Domingo,
20.
Cheguei
num estado miserável. O hematoma do pé que as senhoras fora do casamento adoram
curvar-se em prostrações e orações, tinha progredido para todo o calcanhar de
Aquiles e fizera-se uma enorme bolha esponjosa de sangue que me provocava dores
intensas. Ainda pensei ir ao hospital, mas se bem pensei logo desisti.
Primeiro, o tempo de espera seria muito, depois durante esse calvário ainda
sairia com um qualquer vírus. Acresce que fui recebido por uma chuvada o que
contribuiu para ser eu a tomar conta do meu destino. Foi o que fiz. Carreguei o
pequeno trólei do aeroporto para o metro e deste para o autocarro que me largou
em Pinhal Novo onde havia deixado o carro. Em casa meti mãos à obra e piquei a
bola de ténis com uma agulha, espremi o sangue e desinfectei com tintura iodo.
Esse simples e um pouco doloroso acto, foi o que me levou directo a nove horas
de sono sem interrupção. Caminho ainda com dores, mas nada que se compare com o
tormento, por exemplo, das duas horas e meia de visita à mina de Wieliczka ou
das visitas posteriores a outros locais e os passeios inevitáveis entre o hotel
e o centro krakowska para comer.
- Chegado foi como se tivesse saído
uma hora antes. As mesmas histórias, aquele rom-rom desportivo onde treinadores
e jogadores são mais importantes que a vida dos cidadãos, a política, os
tormentos do mundo, a fome e miséria moral e física dos habitantes deste
recanto cujo oxigénio é uma mistura de futebol e corrupção dura.
- De contrário – embora saibamos que o
mundo anda às avessas – tomemos o caso daquele rapaz que vive em Budapeste e a
nossa Justiça tão célere a querer condená-lo somente porque ele, servindo-se da
sua imensa inteligência, a pôs ao servido do bem comum denunciando e-mails onde
se lê a história secreta do mundo do futebol neste nosso querido e tão
maltratado país, em vez de se despachar a condenar os muitos políticos e
gestores públicos e privados, banqueiros e autarcas, que abarrotam de crimes de
toda a ordem os tribunais. A Justiça e o Governo, se fossem verdadeiramente
cristalinos e interessados em mudar o rumo da ronceirice governamental, a amálgama
entre o Estado e interesses privados, aconselhariam o presidente dos afectos, a
fazê-lo comendador – há mais mérito no seu “crime” que na ganância do
comendador Cristiano Ronaldo que vai ter que pagar milhões para não ir parar
com os costados à cadeia ou na fala de sargeta do comerciante de pneus que o
nosso génio revelou.
- Esta passagem, pág. 120, do livro de
Jean Chalon, Journal d´un ours: Le monde
ne tourne plus autour du soleil, il tourne autour d´un ballon. Le football est
devenu la nouvelle religion avec ses idoles que l´on adore, et ses stades que
l´on remplit pendant que les églises se vident...

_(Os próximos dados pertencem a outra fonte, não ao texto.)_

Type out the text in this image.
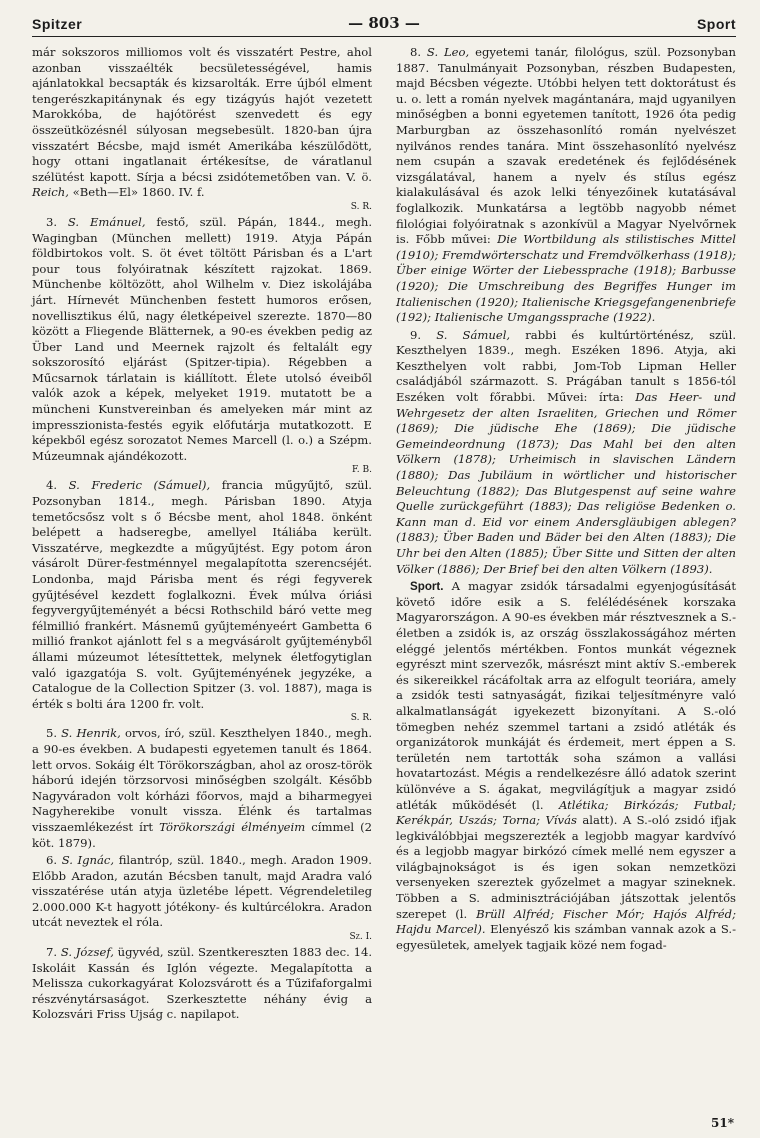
Spitzer	— 803 —	Sport

már sokszoros milliomos volt és visszatért Pestre, ahol azonban visszaélték becsületességével, hamis ajánlatokkal becsapták és kizsarolták. Erre újból elment tengerészkapitánynak és egy tizágyús hajót vezetett Marokkóba, de hajótörést szenvedett és egy összeütközésnél súlyosan megsebesült. 1820-ban újra visszatért Bécsbe, majd ismét Amerikába készülődött, hogy ottani ingatlanait értékesítse, de váratlanul szélütést kapott. Sírja a bécsi zsidótemetőben van. V. ö. Reich, «Beth—El» 1860. IV. f.

S. R.

3. S. Emánuel, festő, szül. Pápán, 1844., megh. Wagingban (München mellett) 1919. Atyja Pápán földbirtokos volt. S. öt évet töltött Párisban és a L'art pour tous folyóiratnak készített rajzokat. 1869. Münchenbe költözött, ahol Wilhelm v. Diez iskolájába járt. Hírnevét Münchenben festett humoros erősen, novellisztikus élű, nagy életképeivel szerezte. 1870—80 között a Fliegende Blätternek, a 90-es években pedig az Über Land und Meernek rajzolt és feltalált egy sokszorosító eljárást (Spitzer-tipia). Régebben a Műcsarnok tárlatain is kiállított. Élete utolsó éveiből valók azok a képek, melyeket 1919. mutatott be a müncheni Kunstvereinban és amelyeken már mint az impresszionista-festés egyik előfutárja mutatkozott. E képekből egész sorozatot Nemes Marcell (l. o.) a Szépm. Múzeumnak ajándékozott.

F. B.

4. S. Frederic (Sámuel), francia műgyűjtő, szül. Pozsonyban 1814., megh. Párisban 1890. Atyja temetőcsősz volt s ő Bécsbe ment, ahol 1848. önként belépett a hadseregbe, amellyel Itáliába került. Visszatérve, megkezdte a műgyűjtést. Egy potom áron vásárolt Dürer-festménnyel megalapította szerencséjét. Londonba, majd Párisba ment és régi fegyverek gyűjtésével kezdett foglalkozni. Évek múlva óriási fegyvergyűjteményét a bécsi Rothschild báró vette meg félmillió frankért. Másnemű gyűjteményeért Gambetta 6 millió frankot ajánlott fel s a megvásárolt gyűjteményből állami múzeumot létesíttettek, melynek életfogytiglan való igazgatója S. volt. Gyűjteményének jegyzéke, a Catalogue de la Collection Spitzer (3. vol. 1887), maga is érték s bolti ára 1200 fr. volt.

S. R.

5. S. Henrik, orvos, író, szül. Keszthelyen 1840., megh. a 90-es években. A budapesti egyetemen tanult és 1864. lett orvos. Sokáig élt Törökországban, ahol az orosz-török háború idején törzsorvosi minőségben szolgált. Később Nagyváradon volt kórházi főorvos, majd a biharmegyei Nagyherekibe vonult vissza. Élénk és tartalmas visszaemlékezést írt Törökországi élményeim címmel (2 köt. 1879).

6. S. Ignác, filantróp, szül. 1840., megh. Aradon 1909. Előbb Aradon, azután Bécsben tanult, majd Aradra való visszatérése után atyja üzletébe lépett. Végrendeletileg 2.000.000 K-t hagyott jótékony- és kultúrcélokra. Aradon utcát neveztek el róla.

Sz. I.

7. S. József, ügyvéd, szül. Szentkereszten 1883 dec. 14. Iskoláit Kassán és Iglón végezte. Megalapította a Melissza cukorkagyárat Kolozsvárott és a Tűzifaforgalmi részvénytársaságot. Szerkesztette néhány évig a Kolozsvári Friss Ujság c. napilapot.

8. S. Leo, egyetemi tanár, filológus, szül. Pozsonyban 1887. Tanulmányait Pozsonyban, részben Budapesten, majd Bécsben végezte. Utóbbi helyen tett doktorátust és u. o. lett a román nyelvek magántanára, majd ugyanilyen minőségben a bonni egyetemen tanított, 1926 óta pedig Marburgban az összehasonlító román nyelvészet nyilvános rendes tanára. Mint összehasonlító nyelvész nem csupán a szavak eredetének és fejlődésének vizsgálatával, hanem a nyelv és stílus egész kialakulásával és azok lelki tényezőinek kutatásával foglalkozik. Munkatársa a legtöbb nagyobb német filológiai folyóiratnak s azonkívül a Magyar Nyelvőrnek is. Főbb művei: Die Wortbildung als stilistisches Mittel (1910); Fremdwörterschatz und Fremdvölkerhass (1918); Über einige Wörter der Liebessprache (1918); Barbusse (1920); Die Umschreibung des Begriffes Hunger im Italienischen (1920); Italienische Kriegsgefangenenbriefe (192); Italienische Umgangssprache (1922).

9. S. Sámuel, rabbi és kultúrtörténész, szül. Keszthelyen 1839., megh. Eszéken 1896. Atyja, aki Keszthelyen volt rabbi, Jom-Tob Lipman Heller családjából származott. S. Prágában tanult s 1856-tól Eszéken volt főrabbi. Művei: írta: Das Heer- und Wehrgesetz der alten Israeliten, Griechen und Römer (1869); Die jüdische Ehe (1869); Die jüdische Gemeindeordnung (1873); Das Mahl bei den alten Völkern (1878); Urheimisch in slavischen Ländern (1880); Das Jubiläum in wörtlicher und historischer Beleuchtung (1882); Das Blutgespenst auf seine wahre Quelle zurückgeführt (1883); Das religiöse Bedenken o. Kann man d. Eid vor einem Andersgläubigen ablegen? (1883); Über Baden und Bäder bei den Alten (1883); Die Uhr bei den Alten (1885); Über Sitte und Sitten der alten Völker (1886); Der Brief bei den alten Völkern (1893).

Sport. A magyar zsidók társadalmi egyenjogúsítását követő időre esik a S. felélédésének korszaka Magyarországon. A 90-es években már résztvesznek a S.-életben a zsidók is, az ország összlakosságához mérten eléggé jelentős mértékben. Fontos munkát végeznek egyrészt mint szervezők, másrészt mint aktív S.-emberek és sikereikkel rácáfoltak arra az elfogult teoriára, amely a zsidók testi satnyaságát, fizikai teljesítményre való alkalmatlanságát igyekezett bizonyítani. A S.-oló tömegben nehéz szemmel tartani a zsidó atléták és organizátorok munkáját és érdemeit, mert éppen a S. területén nem tartották soha számon a vallási hovatartozást. Mégis a rendelkezésre álló adatok szerint különvéve a S. ágakat, megvilágítjuk a magyar zsidó atléták működését (l. Atlétika; Birkózás; Futbal; Kerékpár, Uszás; Torna; Vívás alatt). A S.-oló zsidó ifjak legkiválóbbjai megszerezték a legjobb magyar kardvívó és a legjobb magyar birkózó címek mellé nem egyszer a világbajnokságot is és igen sokan nemzetközi versenyeken szereztek győzelmet a magyar szineknek. Többen a S. adminisztrációjában játszottak jelentős szerepet (l. Brüll Alfréd; Fischer Mór; Hajós Alfréd; Hajdu Marcel). Elenyésző kis számban vannak azok a S.-egyesületek, amelyek tagjaik közé nem fogad-

51*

- Somando o regresso desde a porta do
hotel Warszawski a Lisboa, foram oito horas perdidas em viagem. Oito horas! Os
nossos navegantes, nos séculos XV e XVI, metiam 24, 26 meses nos percursos à Índia.
Não tarda, apesar dos avanços técnicos, uma viagem de avião levará tanto como
os nossos corajosos antepassados. Isto para dizer que não há pachorra para
viajar de avião. Por tudo e particularmente pelo turismo de massas e os voos easy que de easy não têm nada. Os
passageiros viajam como carga, literalmente. Os sites destas companhias são
estudados para sacar aqui e acolá, com o mínimo de pessoal, dando oportunidade
(é o termo) ao passageiro de se perder nos aeroportos onde não encontra um
funcionário, um escritório, um guichet de informações. Contudo, pensando
melhor, passageiros e companhia entendem-se, vão bem ensemble, não têm exigências,
são explorados e calam-se, pagam e não refilam, vão para onde os mandam e não discutem,
impõem-lhes regras idiotas e eles aceitam... Isto por uma e única razão: o voo
é barato. Lembro-me na ida de ter refilado com o funcionário que me fez pagar
mais 20 euros pela mala. Ele argumentou que no site da Rayanair está o que ele
me impunha. Respondi: “está, mas está também o seu contrário”. Ele riu-se, eu
entendi o sorriso e respondi: “Não sei como há gente que viaje nestas condições!
– Não sabe?! É mais barata – acrescentou com um sorriso azedo.”
- Eu comecei a viajar para fora de
Portugal muito cedo. Num tempo em que não se via um patrício em lado nenhum e
quando se avistava cumprimentávamo-nos como avis
raras. Ainda sou do tempo (como dizem os velhos a propósito de tudo e nada)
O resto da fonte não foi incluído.